The assignment is deceptively simple: Have the students download the Census Bureau’s list of rural and urban counties and calculate the population density for the counties in your state.

That’s it. Tell them no more. Depending on where they get stuck, slowly reveal to them the clues they need to complete the project. What you may not be surprised to find is that too many college undergrads seem to be accustomed to following step-by-step instructions and too few know how to break down a problem into smaller, sequential pieces. This is the kind of critical thinking skills that they need to be good journalists. Or, as I like to say, think journalistically regardless of their eventual profession.

Helping Them Get Unstuck

Force your students to get a quick start. Don’t let them sit and stare at their computer screens for even a second. Agitate them in whatever way you need to make them feel like an asteroid is about to smash the earth to smithereens. They can’t solve the whole problem all at once, so what are the pieces of the problem hidden inside this big problem?

  • Where can you find the Census list of rural and urban counties?

The answer — of course — is Google. So, there’s an opportunity to teach efficient search strategies.

Students will click around the Census site a bit trying to find what they want. Ask how skimmed and how many read every word on each page. A good opportunity to talk about the way people use information online.

You can help students find the data they need. And from there you can show them basic file-management and Excel techniques. Where does the file download on their computer? What’s the difference between a .csv and a .xlsx file?

With the data open in Excel, they’ll need to sort to filter out just their state. But now what? Ask the students what they think each of the columns represent. What does it mean that something has a POP_UA of 10791 and a STATE of 37?

Once they figure that out, they may note that the data includes some pre-calculated population density. But it’s not the information you asked them to find, so they’ll have to calculate population density — a commonly-needed, very simple journalism math equation.

This gives you a chance to explain that numbers are only meaningful in relation to other numbers. And how to do basic calculations in Excel.

The students will do the math correctly, but they won’t get answers that make any sense. A chance for you to talk with them about how data still has to pass the sniff test. Why doesn’t the data make sense? They can find the answer back on the Census website.

Once they’ve made the correct calculations (how many meters are in a mile anyway?), you can talk with them about how you still need to find the story in the data. Even though their calculations have added value to the data — essentially refining raw ore — mere presentation is of marginal value.

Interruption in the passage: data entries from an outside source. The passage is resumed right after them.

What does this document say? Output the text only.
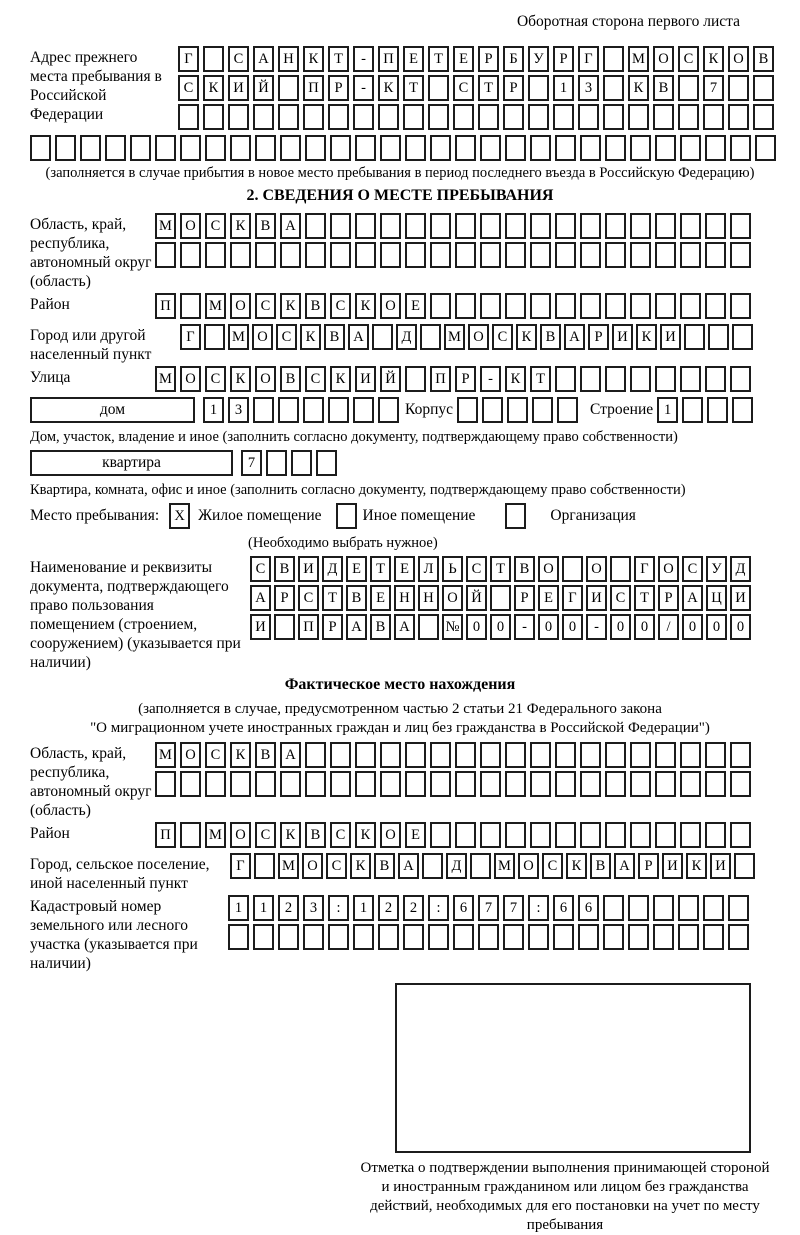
Оборотная сторона первого листа
Адрес прежнего места пребывания в Российской Федерации
Г	С	А	Н	К	Т	-	П	Е	Т	Е	Р	Б	У	Р	Г	М О	С	К	О	В
С	К	И	Й	П	Р	-	К	Т	С	Т	Р	1	3	К	В	7
(заполняется в случае прибытия в новое место пребывания в период последнего въезда в Российскую Федерацию)
2. СВЕДЕНИЯ О МЕСТЕ ПРЕБЫВАНИЯ
Область, край, республика, автономный округ (область)
М О	С	К	В	А
Район	П	М О	С	К	В	С	К	О	Е
Город или другой населенный пункт
Г	М О С К В А	Д	М О С К В А	Р	И К И
Улица	М О	С	К	О	В	С	К	И	Й	П	Р	-	К	Т
дом	1	3	Корпус	Строение 1
Дом, участок, владение и иное (заполнить согласно документу, подтверждающему право собственности)
квартира	7
Квартира, комната, офис и иное (заполнить согласно документу, подтверждающему право собственности)
Место пребывания:	X Жилое помещение	Иное помещение	Организация
(Необходимо выбрать нужное)
Наименование и реквизиты документа, подтверждающего право пользования помещением (строением, сооружением) (указывается при наличии)
С В И Д	Е	Т	Е	Л	Ь	С	Т	В О	О	Г	О С У Д
А	Р	С	Т	В	Е Н Н О Й	Р	Е	Г	И С	Т	Р	А Ц И
И	П	Р	А В А	№ 0	0	-	0	0	-	0	0	/	0	0	0
Фактическое место нахождения
(заполняется в случае, предусмотренном частью 2 статьи 21 Федерального закона
"О миграционном учете иностранных граждан и лиц без гражданства в Российской Федерации")
Область, край, республика, автономный округ (область)
М О	С	К	В	А
Район	П	М О	С	К	В	С	К	О	Е
Город, сельское поселение, иной населенный пункт
Г	М О С К В А	Д	М О С К В А	Р	И К И
Кадастровый номер земельного или лесного участка (указывается при наличии)
1	1	2	3	:	1	2	2	:	6	7	7	:	6	6
Отметка о подтверждении выполнения принимающей стороной и иностранным гражданином или лицом без гражданства действий, необходимых для его постановки на учет по месту пребывания
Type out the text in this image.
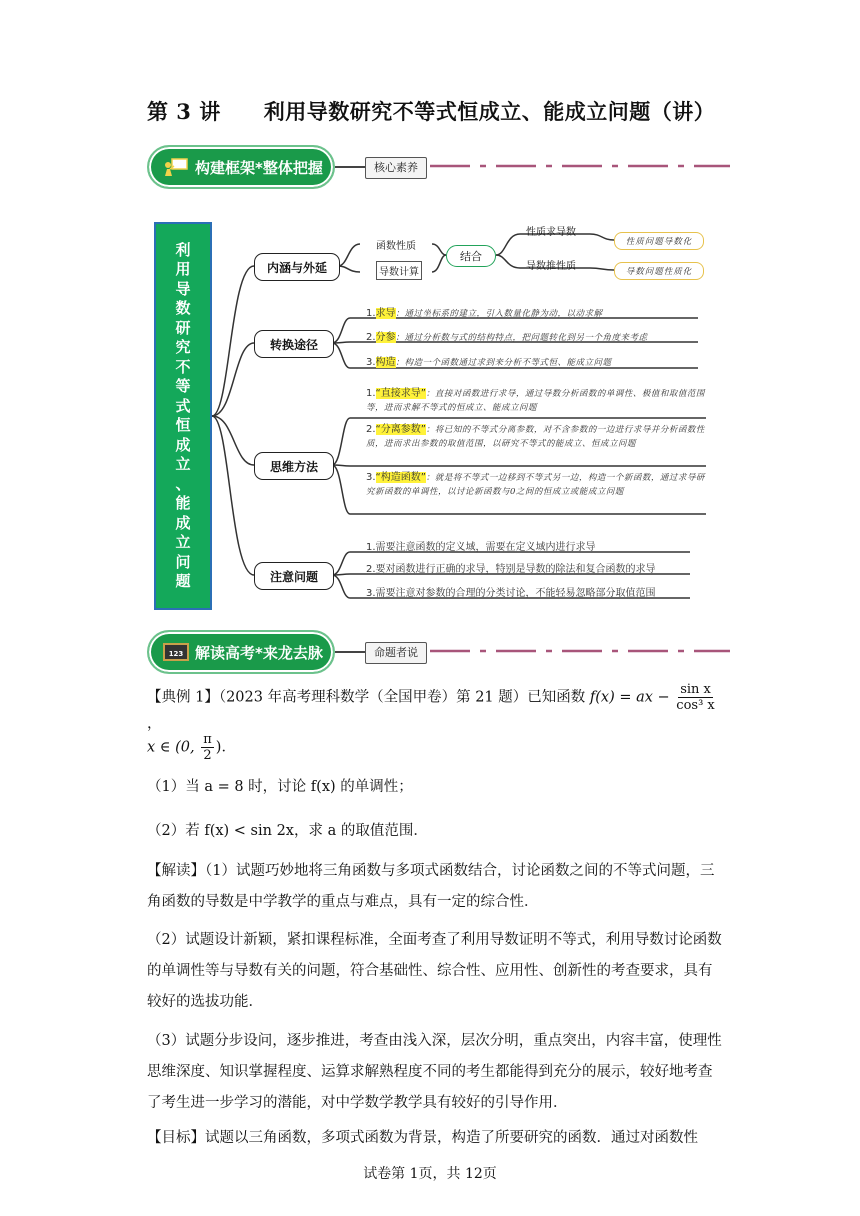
第 3 讲　　利用导数研究不等式恒成立、能成立问题（讲）
构建框架*整体把握	核心素养
利
用
导
数
研
究
不
等
式
恒
成
立
、
能
成
立
问
题
内涵与外延
函数性质
导数计算
结合
性质求导数
导数推性质
性质问题导数化
导数问题性质化
转换途径
1.求导：通过坐标系的建立，引入数量化静为动，以动求解
2.分参：通过分析数与式的结构特点，把问题转化到另一个角度来考虑
3.构造：构造一个函数通过求到来分析不等式恒、能成立问题
思维方法
1.“直接求导”：直接对函数进行求导，通过导数分析函数的单调性、极值和取值范围等，进而求解不等式的恒成立、能成立问题
2.“分离参数”：将已知的不等式分离参数，对不含参数的一边进行求导并分析函数性质，进而求出参数的取值范围，以研究不等式的能成立、恒成立问题
3.“构造函数”：就是将不等式一边移到不等式另一边，构造一个新函数，通过求导研究新函数的单调性，以讨论新函数与0之间的恒成立或能成立问题
注意问题
1.需要注意函数的定义域，需要在定义域内进行求导
2.要对函数进行正确的求导，特别是导数的除法和复合函数的求导
3.需要注意对参数的合理的分类讨论，不能轻易忽略部分取值范围
123 解读高考*来龙去脉	命题者说
【典例 1】（2023 年高考理科数学（全国甲卷）第 21 题）已知函数 f(x) = ax − $\frac{\text{sin x}}{\text{cos³ x}}$
，
x ∈ (0, $\frac{\pi}{2}$ )．
（1）当 a = 8 时，讨论 f(x) 的单调性；
（2）若 f(x) < sin 2x，求 a 的取值范围．
【解读】（1）试题巧妙地将三角函数与多项式函数结合，讨论函数之间的不等式问题，三角函数的导数是中学教学的重点与难点，具有一定的综合性．
（2）试题设计新颖，紧扣课程标准，全面考查了利用导数证明不等式，利用导数讨论函数的单调性等与导数有关的问题，符合基础性、综合性、应用性、创新性的考查要求，具有较好的选拔功能．
（3）试题分步设问，逐步推进，考查由浅入深，层次分明，重点突出，内容丰富，使理性思维深度、知识掌握程度、运算求解熟程度不同的考生都能得到充分的展示，较好地考查了考生进一步学习的潜能，对中学数学教学具有较好的引导作用．
【目标】试题以三角函数，多项式函数为背景，构造了所要研究的函数．通过对函数性
试卷第 1页，共 12页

You can top off the conversation by coming back to language, and that journalistic aspiration for precision and objectivity. What does “rural” mean anyway? What does the dictionary say? Is it an abstract concept or something you can measure? How (many different ways) does the Census measure it? How is it different than the USDA’s definition? Which is better? Why?

This is a project that could take several weeks as a module in a college class, or as a MOOC or quick conference or newsroom workshop. Its strength is its scope and flexibility. Just like a good journalist.